One can feel Wenderoth searching in this book for an in, a return to perhaps what Allen Grossman has termed "the lyric shift"—that moment that marks the origin of poetic speech—before irony, before "post-irony," before the franchise of American language. "American poetry has moved, for the most part, away from dwelling in this moment," Wenderoth has written elsewhere:

Many of our esteemed poets have implicitly declared that the origin of poetic speech is not this moment, but is the everyday someone who has always weathered this moment, and who speaks from near it, from after it—not from within or under it. Such an everyday someone, when claiming to speak poetically, is not given to this moment in a creative way but, rather, isusing this moment. Such a poet is, ironically, warding off the opportunity for poetic speech to begin…. If one is truly in the need for a poem to begin, one is, in some sense, where nothing has ever been said.

Whether nothing in Letters to Wendy's has ever before been said is difficult for me, alone, to discern: I have not read everything. But the book is an earnest one, an ambitious and charming and bold innovation. Wenderoth's encounter with the Virgin Mother, for example, is priceless ("She was holding two baked potatoes with sour cream and chives"); his "Butt-Fuck Week-End with the Lord" is uproarious; and his unrelenting suggestions that Wendy's loop soundless pornography on monitors in its dining rooms ("just a reassuring view of the signifier itself as it finds its way to its ancient hiding place") are unnerving in their consistently matter-of-fact tone.

The book's conceit is one of irony, certainly—set in a fast-food restaurant, tonally ambiguous, prefaced with a disclaimer that these poems make up a novel ("imaginary figures, possible images, the stuff of collective dreams")—yet Wenderoth's argument within it, we sense, is deeply felt. "Let's say Wendy's is an airplane," he writes, toward the end of the book, "[t]raveling at ten thousand feet":

Let's say there's no landing gear and nowhere to land.

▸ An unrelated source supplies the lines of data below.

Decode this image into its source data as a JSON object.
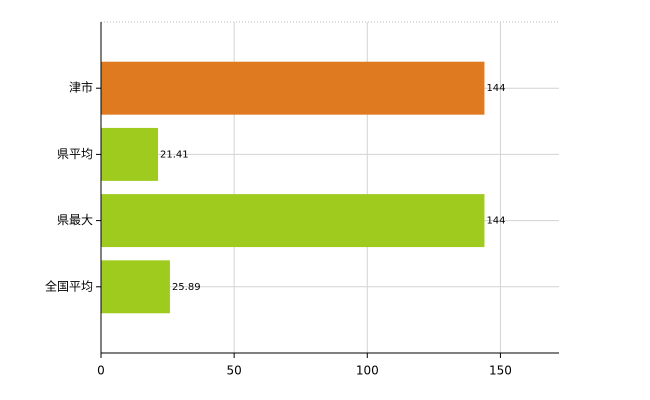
{
  "chart_data": {
    "type": "hbar",
    "categories": [
      "津市",
      "県平均",
      "県最大",
      "全国平均"
    ],
    "values": [
      144,
      21.41,
      144,
      25.89
    ],
    "colors": [
      "#e07a20",
      "#9fcb1f",
      "#9fcb1f",
      "#9fcb1f"
    ],
    "xlim": [
      0,
      172
    ],
    "xticks": [
      0,
      50,
      100,
      150
    ],
    "grid": true
  }
}
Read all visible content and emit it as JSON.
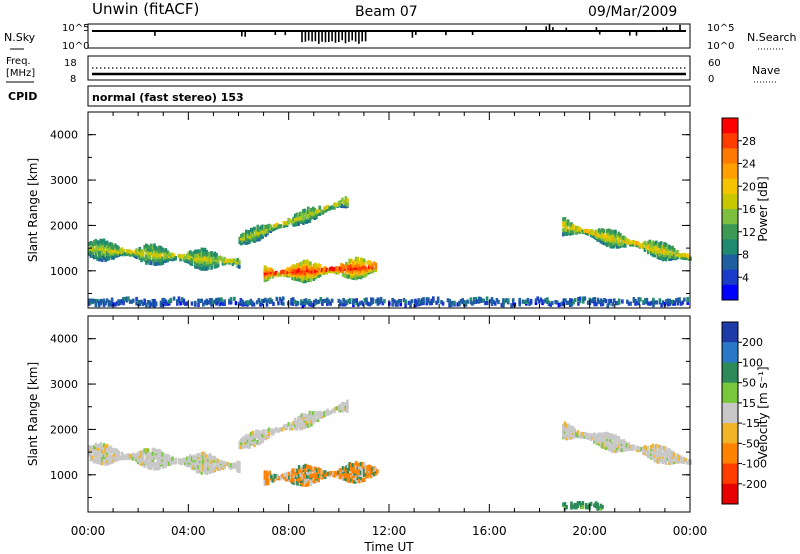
{
  "header": {
    "station": "Unwin (fitACF)",
    "beam": "Beam 07",
    "date": "09/Mar/2009"
  },
  "top_panels": {
    "nsky_label": "N.Sky",
    "nsky_ticks": [
      "10^5",
      "10^0"
    ],
    "nsearch_label": "N.Search",
    "nsearch_ticks": [
      "10^5",
      "10^0"
    ],
    "freq_label_1": "Freq.",
    "freq_label_2": "[MHz]",
    "freq_ticks": [
      "18",
      "8"
    ],
    "nave_label": "Nave",
    "nave_ticks": [
      "60",
      "0"
    ],
    "cpid_label": "CPID",
    "cpid_text": "normal (fast stereo) 153"
  },
  "x_axis": {
    "label": "Time UT",
    "ticks": [
      "00:00",
      "04:00",
      "08:00",
      "12:00",
      "16:00",
      "20:00",
      "00:00"
    ],
    "range_hours": [
      0,
      24
    ]
  },
  "panels": [
    {
      "id": "power",
      "ylabel": "Slant Range [km]",
      "yticks": [
        "4000",
        "3000",
        "2000",
        "1000"
      ],
      "ylim": [
        180,
        4500
      ],
      "colorbar_label": "Power [dB]",
      "colorbar_ticks": [
        "28",
        "24",
        "20",
        "16",
        "12",
        "8",
        "4"
      ],
      "colorbar_colors": [
        "#ff0000",
        "#ff3c00",
        "#ff7800",
        "#ffa000",
        "#f5c400",
        "#c8c800",
        "#7fbf3f",
        "#3c9a55",
        "#1f8a70",
        "#1f5fa0",
        "#1a3cc8",
        "#0000ff"
      ]
    },
    {
      "id": "velocity",
      "ylabel": "Slant Range [km]",
      "yticks": [
        "4000",
        "3000",
        "2000",
        "1000"
      ],
      "ylim": [
        180,
        4500
      ],
      "colorbar_label": "Velocity [m s⁻¹]",
      "colorbar_ticks": [
        "200",
        "100",
        "50",
        "15",
        "-15",
        "-50",
        "-100",
        "-200"
      ],
      "colorbar_colors": [
        "#1e3ca8",
        "#2a78c8",
        "#2f8a5a",
        "#79c83c",
        "#c8c8c8",
        "#f0b428",
        "#ff8200",
        "#ff3c00",
        "#e60000"
      ]
    }
  ],
  "chart_data": [
    {
      "type": "heatmap",
      "title": "Power [dB]",
      "xlabel": "Time UT",
      "ylabel": "Slant Range [km]",
      "x_range": [
        0,
        24
      ],
      "y_range": [
        180,
        4500
      ],
      "value_range": [
        0,
        32
      ],
      "regions": [
        {
          "name": "morning band",
          "t": [
            0,
            6.0
          ],
          "range_center": [
            1500,
            1200
          ],
          "width_km": 350,
          "peak_db": 18
        },
        {
          "name": "rising band",
          "t": [
            6.0,
            10.3
          ],
          "range_center": [
            1700,
            2550
          ],
          "width_km": 250,
          "peak_db": 18
        },
        {
          "name": "strong patch",
          "t": [
            7.0,
            11.5
          ],
          "range_center": [
            950,
            1100
          ],
          "width_km": 350,
          "peak_db": 30
        },
        {
          "name": "evening band",
          "t": [
            18.9,
            24
          ],
          "range_center": [
            2000,
            1300
          ],
          "width_km": 300,
          "peak_db": 20
        },
        {
          "name": "ground scatter",
          "t": [
            0,
            24
          ],
          "range_center": [
            300,
            300
          ],
          "width_km": 80,
          "peak_db": 8
        }
      ]
    },
    {
      "type": "heatmap",
      "title": "Velocity [m s⁻¹]",
      "xlabel": "Time UT",
      "ylabel": "Slant Range [km]",
      "x_range": [
        0,
        24
      ],
      "y_range": [
        180,
        4500
      ],
      "value_range": [
        -200,
        200
      ],
      "regions": [
        {
          "name": "morning band",
          "t": [
            0,
            6.0
          ],
          "velocity": 0
        },
        {
          "name": "rising band",
          "t": [
            6.0,
            10.3
          ],
          "velocity": 0
        },
        {
          "name": "strong patch",
          "t": [
            7.0,
            11.5
          ],
          "velocity": -40
        },
        {
          "name": "evening band",
          "t": [
            18.9,
            24
          ],
          "velocity": 0
        },
        {
          "name": "evening upper",
          "t": [
            18.9,
            20.5
          ],
          "velocity": 40
        }
      ]
    }
  ]
}
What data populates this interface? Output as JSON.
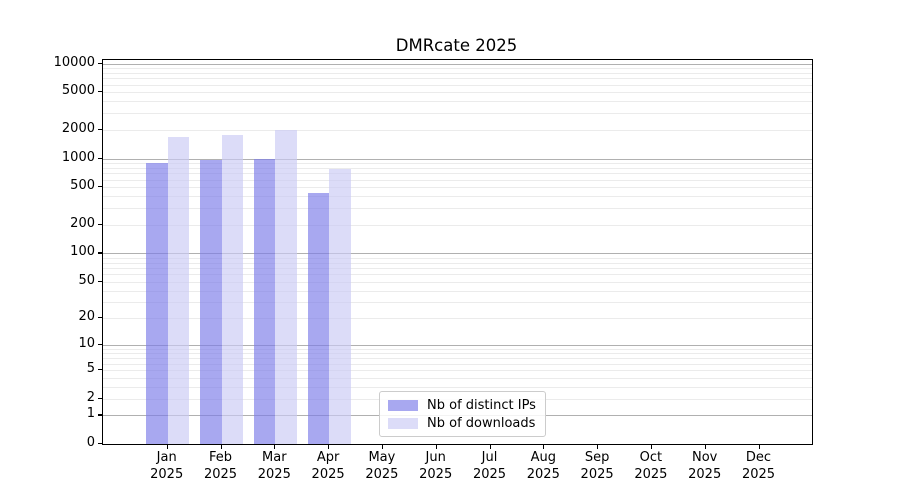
{
  "figure": {
    "background": "#ffffff"
  },
  "chart_data": {
    "type": "bar",
    "title": "DMRcate 2025",
    "x_categories": [
      "Jan\n2025",
      "Feb\n2025",
      "Mar\n2025",
      "Apr\n2025",
      "May\n2025",
      "Jun\n2025",
      "Jul\n2025",
      "Aug\n2025",
      "Sep\n2025",
      "Oct\n2025",
      "Nov\n2025",
      "Dec\n2025"
    ],
    "series": [
      {
        "name": "Nb of distinct IPs",
        "color": "rgba(123,123,232,0.66)",
        "legend_swatch_color": "#a8a8f0",
        "values": [
          900,
          960,
          1000,
          440,
          null,
          null,
          null,
          null,
          null,
          null,
          null,
          null
        ]
      },
      {
        "name": "Nb of downloads",
        "color": "rgba(202,202,244,0.66)",
        "legend_swatch_color": "#dcdcf8",
        "values": [
          1700,
          1780,
          2020,
          775,
          null,
          null,
          null,
          null,
          null,
          null,
          null,
          null
        ]
      }
    ],
    "y_axis": {
      "scale": "log1p",
      "tick_labels": [
        "0",
        "1",
        "2",
        "5",
        "10",
        "20",
        "50",
        "100",
        "200",
        "500",
        "1000",
        "2000",
        "5000",
        "10000"
      ],
      "ylim": [
        0,
        10800
      ],
      "grid": "both",
      "major_grid_color": "#b0b0b0",
      "minor_grid_color": "#ebebeb"
    },
    "xlabel": "",
    "ylabel": "",
    "legend_position": "inside lower center"
  }
}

And fuel is limited. And one has a general idea of when the fuel is going to run out. Given this knowledge, is travel really the right word? And if not travel, then what? One sees one's life quite differently when one knows it isn't going to land.

It is, in the end, a book about faith. "Some kids drift by, talking," Wenderoth notes one afternoon with awe. "One of them says, 'that sucks dead donkey dicks,' and the other agrees. Imagine." Language, one senses ultimately for Wenderoth, is not dead. It is just, perhaps, on vacation. In its stead is a kiosk on the outskirts of town, selling bad burgers on a monthly lease. "Poetic speech," Wenderoth has written, "betrays this country more deeply than any other country in history…. It is, therefore, increasingly difficult to resist settling for a poetry that arises from near, or after, the painful moment of its origin." Resistance, he insists, is called for. "Reality itself is at stake."

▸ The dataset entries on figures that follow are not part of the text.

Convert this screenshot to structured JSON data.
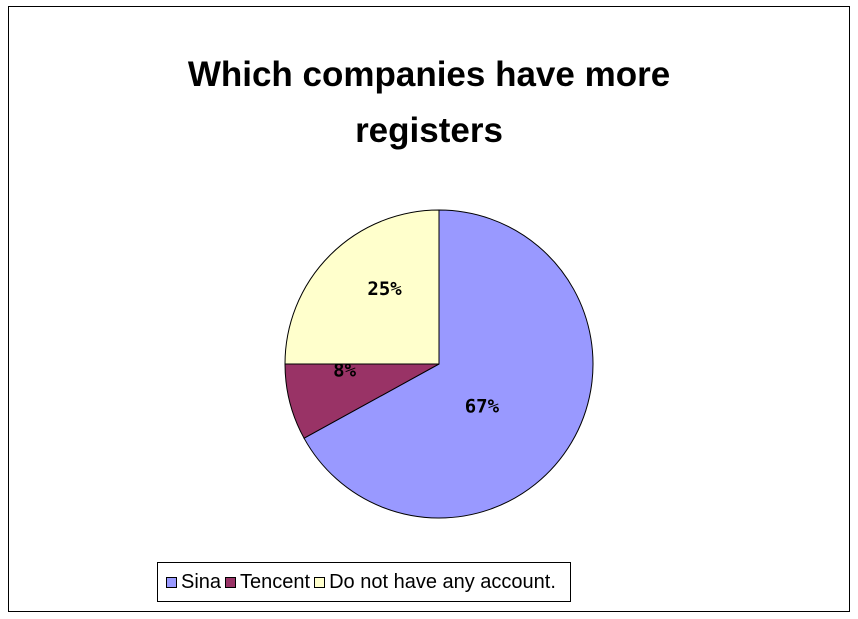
{
  "chart_data": {
    "type": "pie",
    "title": "Which companies have more registers",
    "title_lines": [
      "Which companies have more",
      "registers"
    ],
    "categories": [
      "Sina",
      "Tencent",
      "Do not have any account."
    ],
    "values": [
      67,
      8,
      25
    ],
    "labels": [
      "67%",
      "8%",
      "25%"
    ],
    "colors": [
      "#9999FF",
      "#993366",
      "#FFFFCC"
    ],
    "legend_position": "bottom"
  }
}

Urging us back toward that moment of origin, Wenderoth's ars poetica, like Horace's very first, is formally incongruous with its rather conventional argument. But I am thinking for the moment that this is all intentional: its avoidance of lines; its classification as fiction; its choice as the publisher's flagship debut, hoping as the press does "to rescue American poetry from the high tower of Post-Romanticism." It is not ironic that Wenderoth's form is not mimetic of his argument. It is—more painfully, more potently—elegiac of what's at stake.